The VPN installation practise went without a hitch, however, the party told me that due to some MAS regulations I wouldn't have the deal. I was quite sure that the regulation didn't exists, and after looking up MAS site, I confirmed so, but I forgave the other party. He certainly have his own reasons for doing what he did.
Meanwhile, I came across a piece of undocumented information, and managed to re-enable my switch. So, my home network is up and running again. These days, it's just too dangerous to connect to the Internet without a firewall, and without disabling default services.
While the network was down, I discovered a Windows service (that I wrote to counter terrorism attacks on my website) didn't respond properly, and would take up to 60 - 70% of the processor time.

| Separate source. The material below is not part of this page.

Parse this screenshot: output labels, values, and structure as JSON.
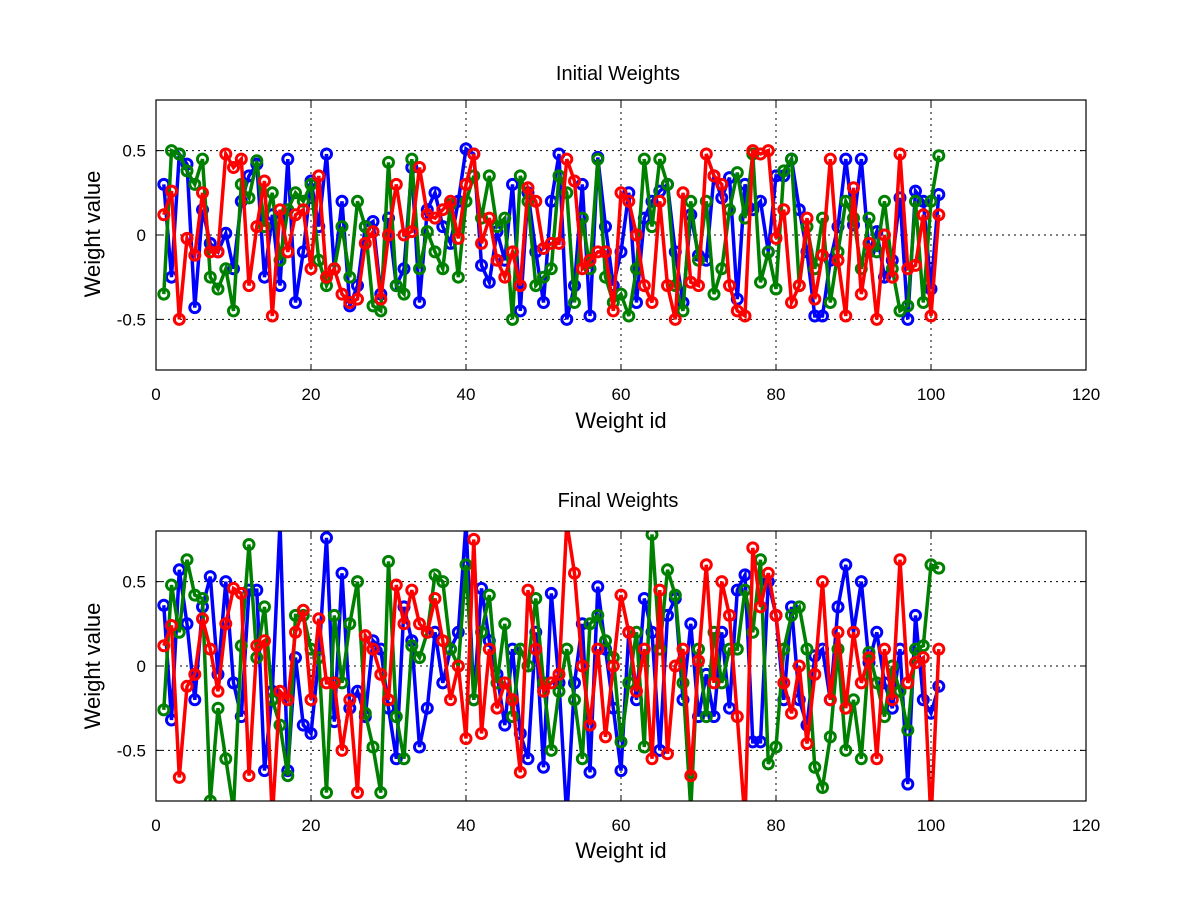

This caused other processes in the system to respond sluggishly (Yep, it's a real Windows service, not an application masquerading around as a Windows service, and I couldn't use Task Manager to kill it). The issue here was that, failing to issue a HTTP request, the code in question threw an exception, and continued. If the code in question didn't throw an exception, in a normal course of execution, it would have done some checks, and then if conditions were satisfied, update the URL to point to the new IP address. It would then sleep for a while, before checking again. The “Continue” instruction neglected to execute the sleep instruction, and skipped around it, hence causing it to tax the processor heavily.